Anti-Grain Geometry

Anti-Grain Geometry
Developer(s) Maxim Shemanarev
Stable release 2.5.0 / October 1, 2006; 5 years ago (2006-10-01)
Written in C++
Operating system Cross-platform
Type Graphics library
License GPL (free software)
Website antigrain.com

Anti-Grain Geometry (AGG) is a high-quality 2D rendering library written in C++. It features anti-aliasing and sub-pixel resolution.

The library is operating system independent and renders to an abstract memory object. It comes with examples interfaced to the X Window System, Microsoft Windows, Mac OS X, AmigaOS, BeOS, SDL. The examples also include an SVG viewer.
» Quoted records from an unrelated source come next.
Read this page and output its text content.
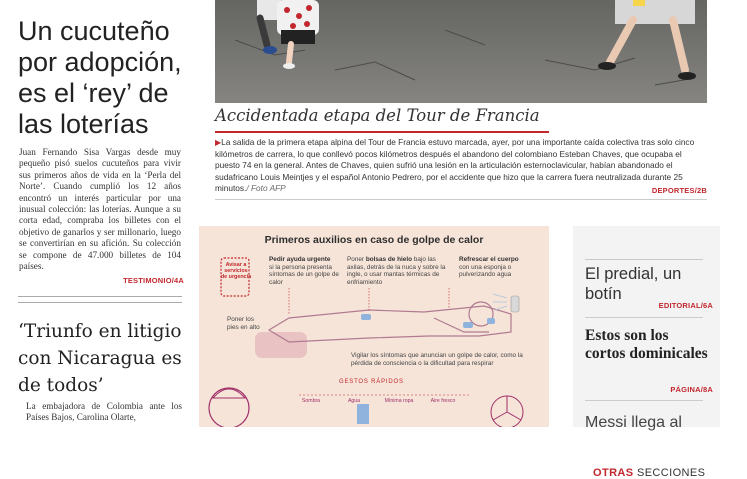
Un cucuteño por adopción, es el ‘rey’ de las loterías

Juan Fernando Sisa Vargas desde muy pequeño pisó suelos cucuteños para vivir sus primeros años de vida en la ‘Perla del Norte’. Cuando cumplió los 12 años encontró un interés particular por una inusual colección: las loterías. Aunque a su corta edad, compraba los billetes con el objetivo de ganarlos y ser millonario, luego se convertirían en su afición. Su colección se compone de 47.000 billetes de 104 países.

TESTIMONIO/4A
‘Triunfo en litigio con Nicaragua es de todos’

La embajadora de Colombia ante los Países Bajos, Carolina Olarte,

Accidentada etapa del Tour de Francia

▶La salida de la primera etapa alpina del Tour de Francia estuvo marcada, ayer, por una importante caída colectiva tras solo cinco kilómetros de carrera, lo que conllevó pocos kilómetros después el abandono del colombiano Esteban Chaves, que ocupaba el puesto 74 en la general. Antes de Chaves, quien sufrió una lesión en la articulación esternoclavicular, habían abandonado el sudafricano Louis Meintjes y el español Antonio Pedrero, por el accidente que hizo que la carrera fuera neutralizada durante 25 minutos./ Foto AFP	DEPORTES/2B
Primeros auxilios en caso de golpe de calor
Avisar a
servicios
de urgencia
Pedir ayuda urgente
si la persona presenta síntomas de un golpe de calor
Poner bolsas de hielo bajo las axilas, detrás de la nuca y sobre la ingle, o usar mantas térmicas de enfriamiento
Refrescar el cuerpo
con una esponja o pulverizando agua
Poner los pies en alto
Vigilar los síntomas que anuncian un golpe de calor, como la pérdida de consciencia o la dificultad para respirar
GESTOS RÁPIDOS
Sombra	Agua	Mínima ropa	Aire fresco
OTRAS SECCIONES
El predial, un botín
EDITORIAL/6A
Estos son los cortos dominicales
PÁGINA/8A
Messi llega al
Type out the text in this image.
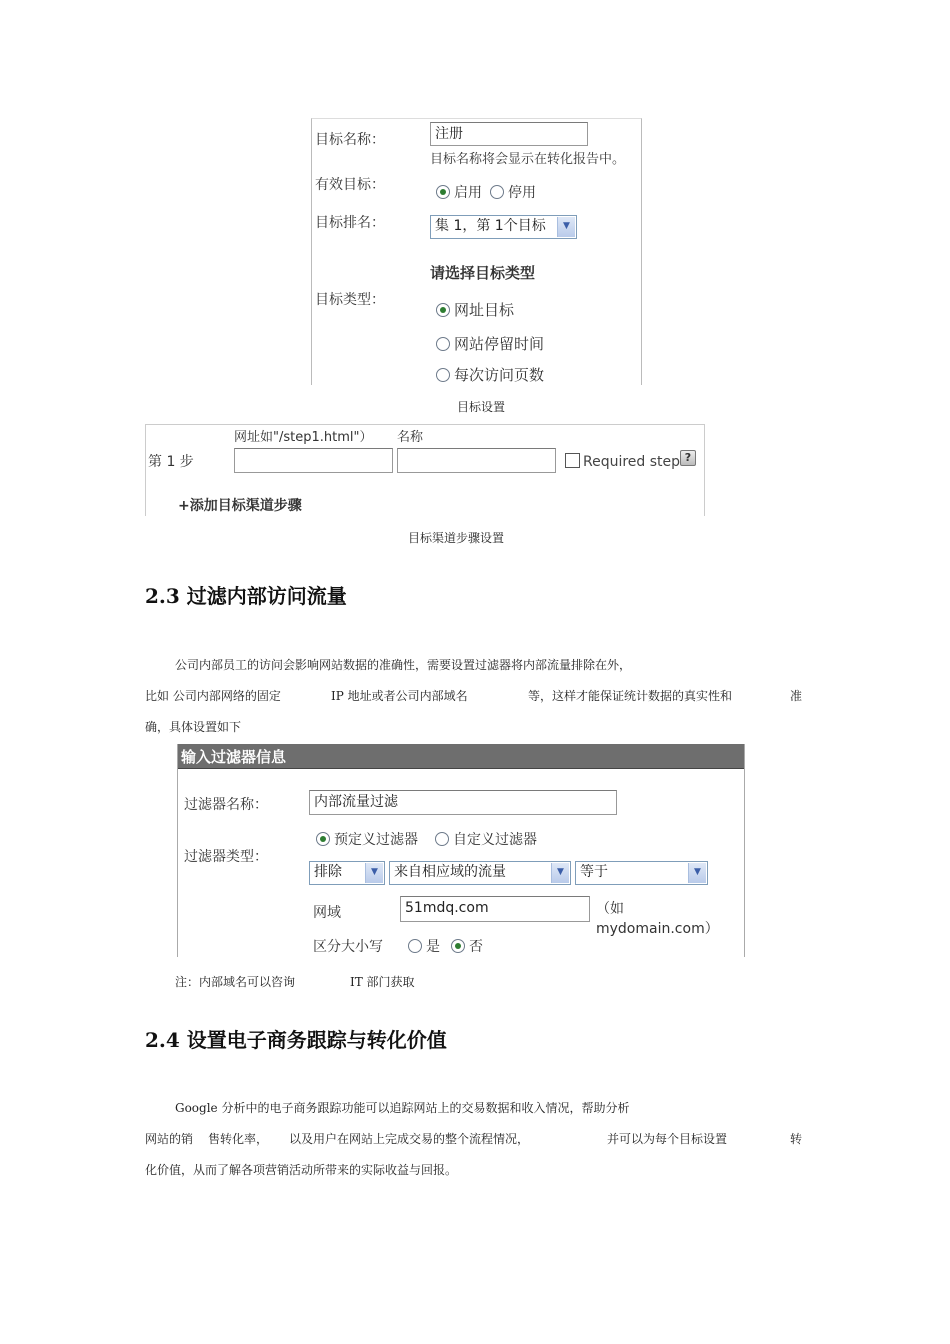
目标名称：	注册
目标名称将会显示在转化报告中。
有效目标：	启用	停用
目标排名：	集 1，第 1个目标	▼
请选择目标类型
目标类型：
网址目标
网站停留时间
每次访问页数
目标设置
网址如"/step1.html"） 名称
第 1 步	Required step ?
+添加目标渠道步骤
目标渠道步骤设置
2.3 过滤内部访问流量
公司内部员工的访问会影响网站数据的准确性，需要设置过滤器将内部流量排除在外，
比如 公司内部网络的固定	IP 地址或者公司内部域名	等，这样才能保证统计数据的真实性和	准
确，具体设置如下
输入过滤器信息
过滤器名称：	内部流量过滤
过滤器类型：
预定义过滤器	自定义过滤器
排除	▼	来自相应域的流量	▼	等于	▼
网域	51mdq.com	（如 mydomain.com）
区分大小写	是	否
注：内部域名可以咨询	IT 部门获取
2.4 设置电子商务跟踪与转化价值
Google 分析中的电子商务跟踪功能可以追踪网站上的交易数据和收入情况，帮助分析
网站的销 售转化率， 以及用户在网站上完成交易的整个流程情况，	并可以为每个目标设置	转
化价值，从而了解各项营销活动所带来的实际收益与回报。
AGG makes heavy use of C++ generic programming: it relies on templates rather than class-based interfaces. This gives it the flexibility to plug custom classes into the rendering pipeline, without requiring a rigid class hierarchy, and allows the compiler to inline many of the method calls for high performance. For a library of its complexity, it is remarkably lightweight, and it has no dependencies above the standard C++ libraries. The implicit interfaces are not well documented, however, and this can make the learning process quite cumbersome.
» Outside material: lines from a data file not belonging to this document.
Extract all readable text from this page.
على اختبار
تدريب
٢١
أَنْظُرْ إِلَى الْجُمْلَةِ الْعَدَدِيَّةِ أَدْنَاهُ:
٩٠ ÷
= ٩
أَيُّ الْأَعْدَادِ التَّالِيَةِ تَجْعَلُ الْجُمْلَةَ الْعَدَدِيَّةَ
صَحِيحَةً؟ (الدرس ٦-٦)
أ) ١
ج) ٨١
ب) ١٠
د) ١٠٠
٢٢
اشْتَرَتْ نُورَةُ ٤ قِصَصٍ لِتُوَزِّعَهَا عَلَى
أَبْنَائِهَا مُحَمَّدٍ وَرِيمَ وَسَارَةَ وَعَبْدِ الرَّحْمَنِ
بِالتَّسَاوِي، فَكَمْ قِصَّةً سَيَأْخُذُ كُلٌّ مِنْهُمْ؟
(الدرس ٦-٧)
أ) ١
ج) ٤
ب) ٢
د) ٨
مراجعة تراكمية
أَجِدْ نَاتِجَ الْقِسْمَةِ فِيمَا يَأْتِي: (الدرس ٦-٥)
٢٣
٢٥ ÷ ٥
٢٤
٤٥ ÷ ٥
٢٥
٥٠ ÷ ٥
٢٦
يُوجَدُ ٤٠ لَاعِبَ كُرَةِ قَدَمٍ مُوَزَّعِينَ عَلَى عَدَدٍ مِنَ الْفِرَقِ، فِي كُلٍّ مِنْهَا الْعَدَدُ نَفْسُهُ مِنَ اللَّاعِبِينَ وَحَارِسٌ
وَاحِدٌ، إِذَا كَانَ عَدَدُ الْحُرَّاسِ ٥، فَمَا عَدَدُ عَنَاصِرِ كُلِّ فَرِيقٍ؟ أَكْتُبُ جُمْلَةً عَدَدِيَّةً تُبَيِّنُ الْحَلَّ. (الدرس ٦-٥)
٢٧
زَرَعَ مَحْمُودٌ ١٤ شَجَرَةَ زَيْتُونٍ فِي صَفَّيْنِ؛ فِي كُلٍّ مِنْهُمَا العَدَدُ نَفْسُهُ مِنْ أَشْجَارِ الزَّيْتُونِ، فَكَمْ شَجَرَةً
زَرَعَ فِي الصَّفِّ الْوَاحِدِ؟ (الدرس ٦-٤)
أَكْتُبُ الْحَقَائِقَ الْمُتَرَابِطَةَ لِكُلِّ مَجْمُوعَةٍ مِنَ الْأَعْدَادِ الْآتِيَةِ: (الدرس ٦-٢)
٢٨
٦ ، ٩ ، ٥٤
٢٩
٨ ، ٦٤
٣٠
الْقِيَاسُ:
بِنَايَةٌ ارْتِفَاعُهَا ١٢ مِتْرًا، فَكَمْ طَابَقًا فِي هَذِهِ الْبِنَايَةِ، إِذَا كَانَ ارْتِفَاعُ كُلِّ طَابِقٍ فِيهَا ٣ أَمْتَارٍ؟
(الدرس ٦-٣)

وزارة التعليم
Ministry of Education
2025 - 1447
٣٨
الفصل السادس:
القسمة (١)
Through version 2.4 AGG was under the 3-clause BSD license. Beginning with version 2.5 it is under the GNU General Public License, version 2 or greater.

Usage

The Haiku operating system uses AGG in its windowing system.

It is one of the renderers available for use in GNU's Gnash Flash player.

Graphical version of Rebol language interpreter is using AGG for scalable vector graphics DRAW dialect.